Le sommet européen de la semaine dernière a bien été historique. Le feu vert donné – sans la Hongrie – à l’ouverture de négociations d’adhésion avec l’Ukraine est un signal politique fort envoyé à la fois aux Ukrainiens, au président russe, Vladimir Poutine, mais aussi au reste du monde, dont les États-Unis, où le Congrès ne parvient pas à s’accorder sur une prolongation des aides pour Kiev. Parmi les Vingt-Sept, le nerf de la guerre demeure toutefois aussi l’argent destiné à l’Ukraine. Une enveloppe supplémentaire vitale de 50 milliards d’euros a été bloquée par le seul Premier ministre hongrois.
L’absence de consensus sur ce point fait clairement tache, d’autant plus que Viktor Orban ne cache plus qu’il lèvera son veto uniquement si l’UE lui verse enfin l’ensemble des 30 milliards d’euros de subventions retenus en raison d’entraves à l’État de droit. Dans ce contexte, il est plus que malheureux qu’un «hasard du calendrier» ait fait que la Commission européenne a décidé, la veille du sommet, de débloquer une première tranche de 10 milliards d’euros, officiellement car la Hongrie remplirait désormais les conditions fixées par Bruxelles. Viktor Orban a sauté sur l’occasion pour accentuer son chantage.

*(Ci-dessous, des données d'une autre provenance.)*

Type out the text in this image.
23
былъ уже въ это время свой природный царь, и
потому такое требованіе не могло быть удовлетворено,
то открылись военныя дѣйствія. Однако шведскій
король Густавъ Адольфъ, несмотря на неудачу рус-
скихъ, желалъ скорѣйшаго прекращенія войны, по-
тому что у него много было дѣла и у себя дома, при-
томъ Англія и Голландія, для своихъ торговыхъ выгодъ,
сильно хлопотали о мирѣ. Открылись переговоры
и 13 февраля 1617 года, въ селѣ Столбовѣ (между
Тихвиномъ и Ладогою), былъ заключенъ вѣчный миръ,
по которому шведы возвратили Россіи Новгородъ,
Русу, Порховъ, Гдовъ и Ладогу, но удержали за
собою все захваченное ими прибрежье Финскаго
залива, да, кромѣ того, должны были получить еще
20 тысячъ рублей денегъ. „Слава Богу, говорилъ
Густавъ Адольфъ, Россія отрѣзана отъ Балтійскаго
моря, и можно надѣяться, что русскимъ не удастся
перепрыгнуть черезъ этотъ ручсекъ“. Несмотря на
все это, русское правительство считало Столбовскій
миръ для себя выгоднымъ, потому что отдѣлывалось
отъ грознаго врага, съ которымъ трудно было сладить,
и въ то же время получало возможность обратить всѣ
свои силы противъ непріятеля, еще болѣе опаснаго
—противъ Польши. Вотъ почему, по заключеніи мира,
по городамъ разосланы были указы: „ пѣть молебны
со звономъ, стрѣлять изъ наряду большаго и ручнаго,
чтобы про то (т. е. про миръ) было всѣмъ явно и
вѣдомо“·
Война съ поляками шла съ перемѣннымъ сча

Hier, sur la radio 100,7, le Premier ministre, Luc Frieden, a déploré le fait que le rôle joué par Viktor Orban soit venu faire de l’ombre aux discussions sur l’élargissement de l’UE vers les Balkans occidentaux, mais aussi vers l’Ukraine, la Moldavie et la Géorgie. Il suffisait de voir les scènes de liesse, vendredi, à Tbilissi, pour mieux saisir l’importance qu’a cette perspective européenne pour le peuple géorgien. Au Grand-Duché, qui reste un pays résolument proeuropéen, il est toutefois inquiétant de constater que seuls 39 % des résidents se disent encore favorables à l’élargissement de l’UE, contre 58 % à l’été dernier. De plus, les citoyens se montrent davantage inquiets par rapport à l’immigration, qui est pourtant le principal moteur de la prospérité du Luxembourg. Le discours des populistes anti-UE laisse donc désormais aussi des traces dans un pays fondateur de la Communauté européenne. Cette tendance doit alerter les responsables politiques, sans quoi les étoiles européennes risquent de pâlir encore dans les mois et années à venir.